Il serait bien inspiré d’étudier les méthodes de prédécesseurs qui ont remarquablement rempli leur mission, notamment en 2002. L’équipe de Jacques Chirac qui s’était emparée du sujet (après l’échec cuisant de Lionel Jospin, moins de 2,2 % de tués entre 1997 et 2002, au lieu des 50 % annoncés !) ne s’était pas abritée derrière l’acceptabilité et la terminologie afférente : diplomatie, convivialité n’ont jamais pris le pas alors sur le courage politique et l’efficacité. Des valeurs cardinales différentes assuraient une prévention digne de notre pays : la mortalité fut divisée par deux sur nos routes.

Alors que l’interminable en-tête des courriers d’Emmanuel Barbe (Monsieur le Magistrat, Monsieur le Délégué Interministériel à la Sécurité Routière, Monsieur le Délégué à la Sécurité et à la Circulation Routières) nous laisse toujours perplexes, fut un temps où ceux qui occupaient ce poste, se contentaient d’un simple « Directeur de la Sécurité et de la Circulation Routières ». La sobriété de leur présentation n’affectait d’ailleurs en rien leur maîtrise du sujet. Les progrès spectaculaires que nous devons à un Christian Gérondeau ou à un Rémy Heitz auront plus résulté de leur compétence et de leur détermination que du libellé de leur carte de visite.

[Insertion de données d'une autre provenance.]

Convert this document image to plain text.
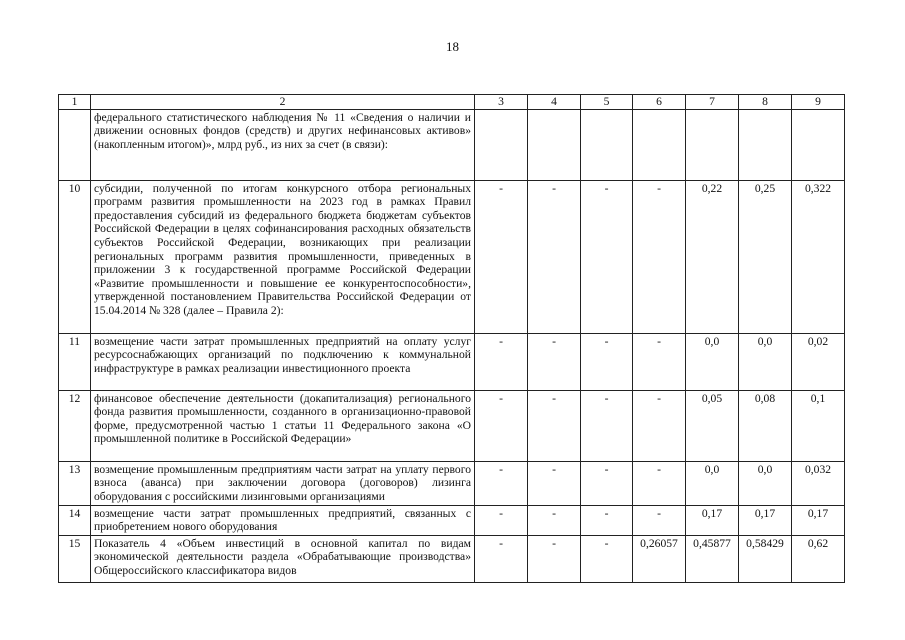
18
1	2	3	4	5	6	7	8	9
	федерального статистического наблюдения № 11 «Сведения о наличии и движении основных фондов (средств) и других нефинансовых активов» (накопленным итогом)», млрд руб., из них за счет (в связи):							
10	субсидии, полученной по итогам конкурсного отбора региональных программ развития промышленности на 2023 год в рамках Правил предоставления субсидий из федерального бюджета бюджетам субъектов Российской Федерации в целях софинансирования расходных обязательств субъектов Российской Федерации, возникающих при реализации региональных программ развития промышленности, приведенных в приложении 3 к государственной программе Российской Федерации «Развитие промышленности и повышение ее конкурентоспособности», утвержденной постановлением Правительства Российской Федерации от 15.04.2014 № 328 (далее – Правила 2):	-	-	-	-	0,22	0,25	0,322
11	возмещение части затрат промышленных предприятий на оплату услуг ресурсоснабжающих организаций по подключению к коммунальной инфраструктуре в рамках реализации инвестиционного проекта	-	-	-	-	0,0	0,0	0,02
12	финансовое обеспечение деятельности (докапитализация) регионального фонда развития промышленности, созданного в организационно-правовой форме, предусмотренной частью 1 статьи 11 Федерального закона «О промышленной политике в Российской Федерации»	-	-	-	-	0,05	0,08	0,1
13	возмещение промышленным предприятиям части затрат на уплату первого взноса (аванса) при заключении договора (договоров) лизинга оборудования с российскими лизинговыми организациями	-	-	-	-	0,0	0,0	0,032
14	возмещение части затрат промышленных предприятий, связанных с приобретением нового оборудования	-	-	-	-	0,17	0,17	0,17
15	Показатель 4 «Объем инвестиций в основной капитал по видам экономической деятельности раздела «Обрабатывающие производства» Общероссийского классификатора видов	-	-	-	0,26057	0,45877	0,58429	0,62
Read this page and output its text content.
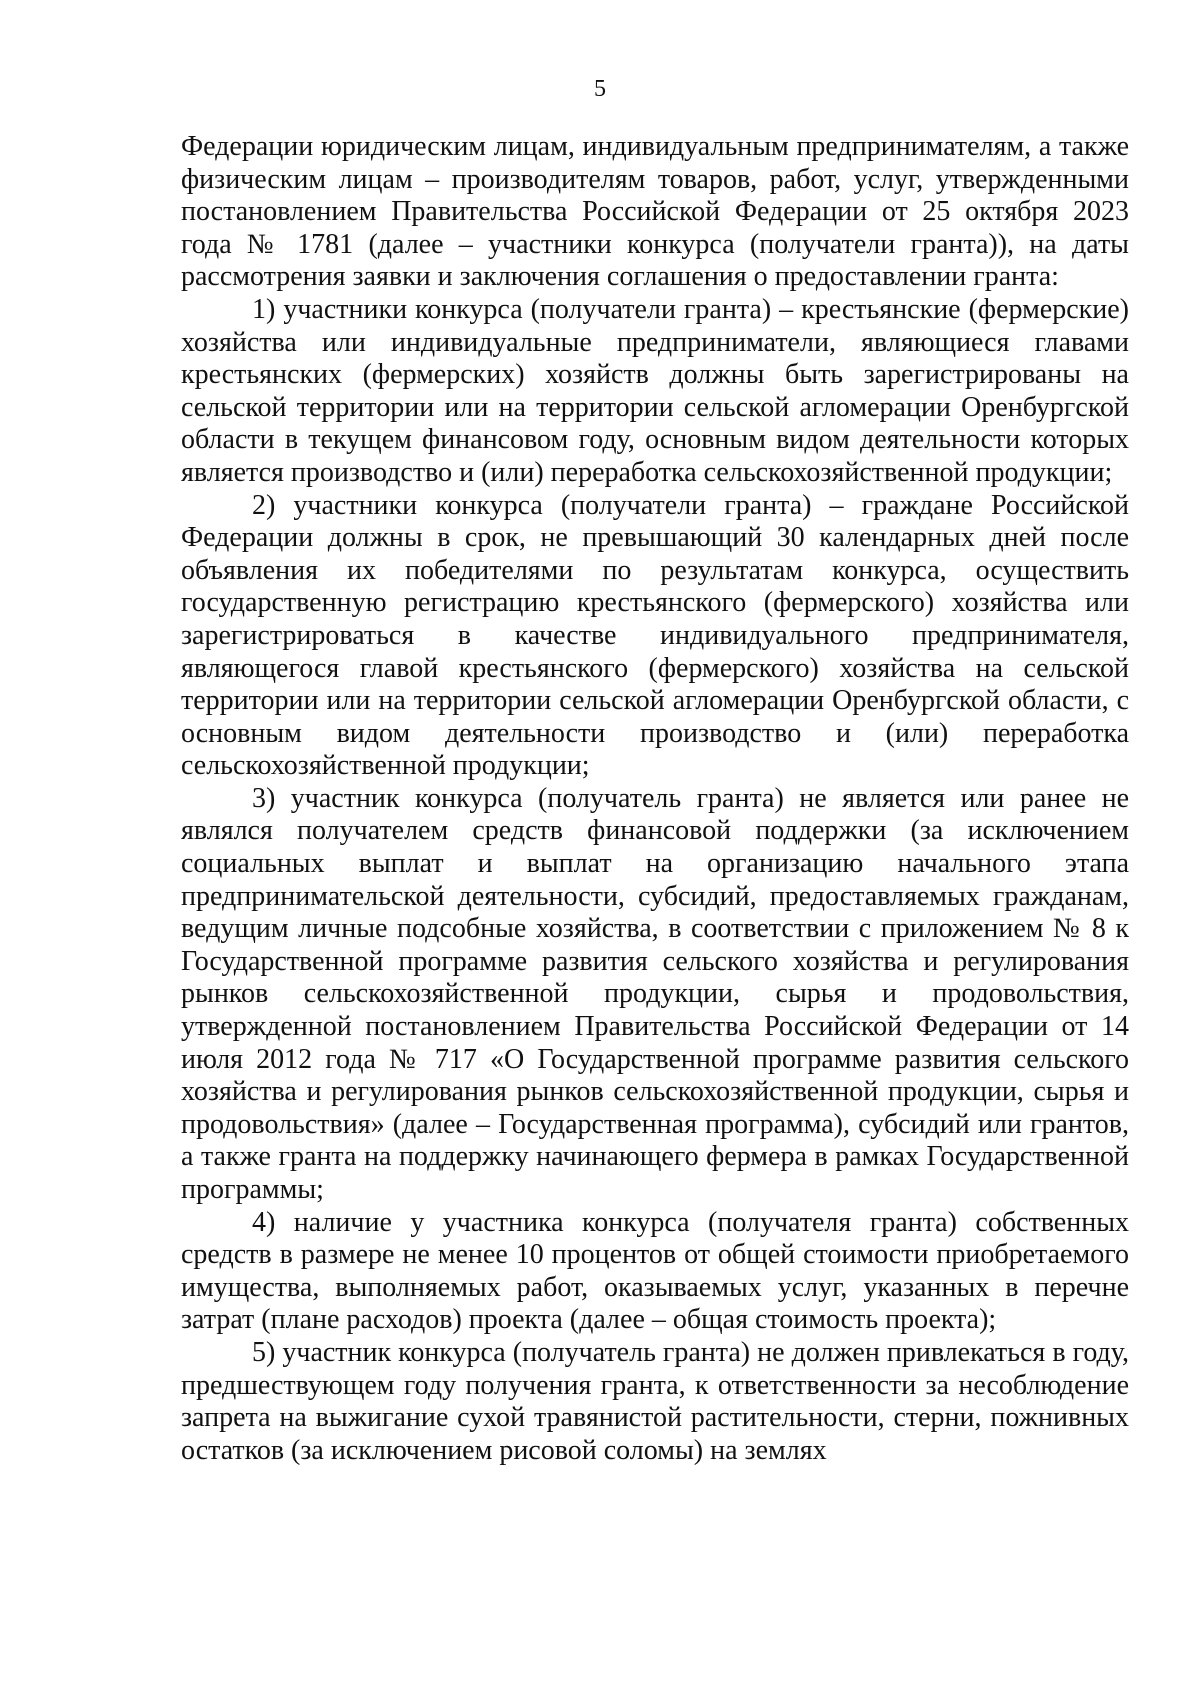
5

Федерации юридическим лицам, индивидуальным предпринимателям, а также физическим лицам – производителям товаров, работ, услуг, утвержденными постановлением Правительства Российской Федерации от 25 октября 2023 года № 1781 (далее – участники конкурса (получатели гранта)), на даты рассмотрения заявки и заключения соглашения о предоставлении гранта:

1) участники конкурса (получатели гранта) – крестьянские (фермерские) хозяйства или индивидуальные предприниматели, являющиеся главами крестьянских (фермерских) хозяйств должны быть зарегистрированы на сельской территории или на территории сельской агломерации Оренбургской области в текущем финансовом году, основным видом деятельности которых является производство и (или) переработка сельскохозяйственной продукции;

2) участники конкурса (получатели гранта) – граждане Российской Федерации должны в срок, не превышающий 30 календарных дней после объявления их победителями по результатам конкурса, осуществить государственную регистрацию крестьянского (фермерского) хозяйства или зарегистрироваться в качестве индивидуального предпринимателя, являющегося главой крестьянского (фермерского) хозяйства на сельской территории или на территории сельской агломерации Оренбургской области, с основным видом деятельности производство и (или) переработка сельскохозяйственной продукции;

3) участник конкурса (получатель гранта) не является или ранее не являлся получателем средств финансовой поддержки (за исключением социальных выплат и выплат на организацию начального этапа предпринимательской деятельности, субсидий, предоставляемых гражданам, ведущим личные подсобные хозяйства, в соответствии с приложением № 8 к Государственной программе развития сельского хозяйства и регулирования рынков сельскохозяйственной продукции, сырья и продовольствия, утвержденной постановлением Правительства Российской Федерации от 14 июля 2012 года № 717 «О Государственной программе развития сельского хозяйства и регулирования рынков сельскохозяйственной продукции, сырья и продовольствия» (далее – Государственная программа), субсидий или грантов, а также гранта на поддержку начинающего фермера в рамках Государственной программы;

4) наличие у участника конкурса (получателя гранта) собственных средств в размере не менее 10 процентов от общей стоимости приобретаемого имущества, выполняемых работ, оказываемых услуг, указанных в перечне затрат (плане расходов) проекта (далее – общая стоимость проекта);

5) участник конкурса (получатель гранта) не должен привлекаться в году, предшествующем году получения гранта, к ответственности за несоблюдение запрета на выжигание сухой травянистой растительности, стерни, пожнивных остатков (за исключением рисовой соломы) на землях
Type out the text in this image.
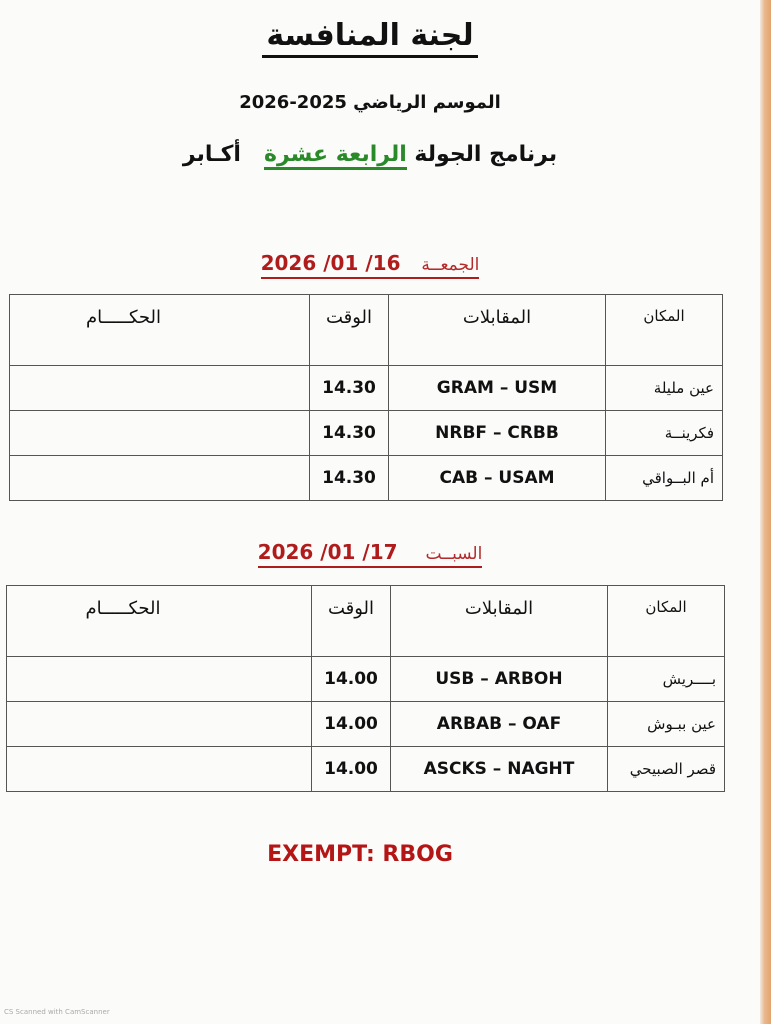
لجنة المنافسة
الموسم الرياضي 2025-2026
برنامج الجولة الرابعة عشرة   أكـابر
الجمعــة   16/ 01/ 2026
المكان	المقابلات	الوقت	الحكـــــام
عين مليلة	GRAM – USM	14.30	
فكرينــة	NRBF – CRBB	14.30	
أم البــواقي	CAB – USAM	14.30	
السبــت    17/ 01/ 2026
المكان	المقابلات	الوقت	الحكـــــام
بــــريش	USB – ARBOH	14.00	
عين ببـوش	ARBAB – OAF	14.00	
قصر الصبيحي	ASCKS – NAGHT	14.00	
EXEMPT: RBOG
CS Scanned with CamScanner
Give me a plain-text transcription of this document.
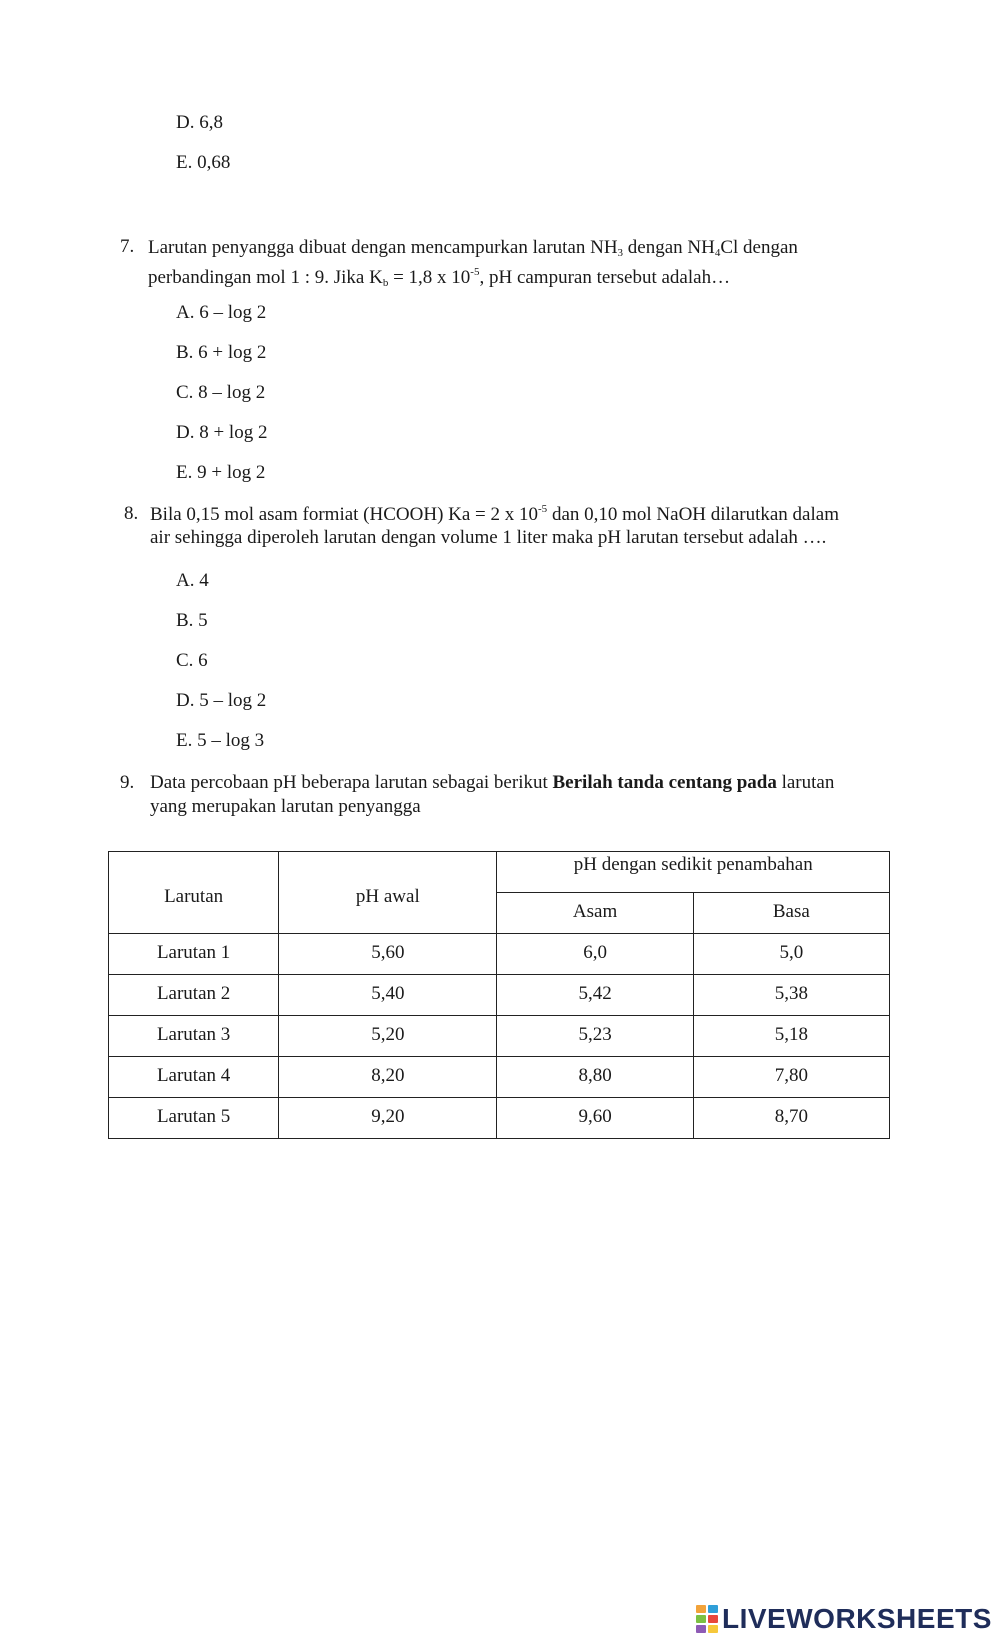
D. 6,8
E. 0,68
7. Larutan penyangga dibuat dengan mencampurkan larutan $NH_3$ dengan $NH_4Cl$ dengan
perbandingan mol 1 : 9. Jika $K_b = 1,8$ x $10^{-5}$, pH campuran tersebut adalah…
A. 6 – log 2
B. 6 + log 2
C. 8 – log 2
D. 8 + log 2
E. 9 + log 2
8. Bila 0,15 mol asam formiat (HCOOH) Ka = 2 x $10^{-5}$ dan 0,10 mol NaOH dilarutkan dalam
air sehingga diperoleh larutan dengan volume 1 liter maka pH larutan tersebut adalah ….
A. 4
B. 5
C. 6
D. 5 – log 2
E. 5 – log 3
9. Data percobaan pH beberapa larutan sebagai berikut Berilah tanda centang pada larutan
yang merupakan larutan penyangga
Larutan	pH awal	pH dengan sedikit penambahan	
		Asam	Basa
Larutan 1	5,60	6,0	5,0
Larutan 2	5,40	5,42	5,38
Larutan 3	5,20	5,23	5,18
Larutan 4	8,20	8,80	7,80
Larutan 5	9,20	9,60	8,70
LIVEWORKSHEETS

Depuis son passage du Cabinet du ministre de l’Intérieur à la DSCR, nous ne cessons d’accumuler interrogations, réticences et déconvenues à l’égard du Délégué. Cette critique, qui pourrait apparaître comme un réquisitoire, a émergé lentement. Elle résulte d’une accumulation de propos relevés et écoutés dans les médias, surprenants parfois, décevants souvent. Ainsi, les échanges entre C. Got et E. Barbe, à France Inter(2) :

À la journaliste qui l’interroge sur le manque de volonté politique, E. Barbe monte au créneau :
« Moi, je dois dire que quand j’entends que comme ça a pu être dit, que ce serait la faute à B. Cazeneuve, ça donne juste envie de sourire. Parce que je crois que tout le monde connaît à quel point cet homme est sérieux. Alors moi je suis évidemment un de ses directeurs. Donc on va dire que je suis un flatteur, mais la question n’est pas là ».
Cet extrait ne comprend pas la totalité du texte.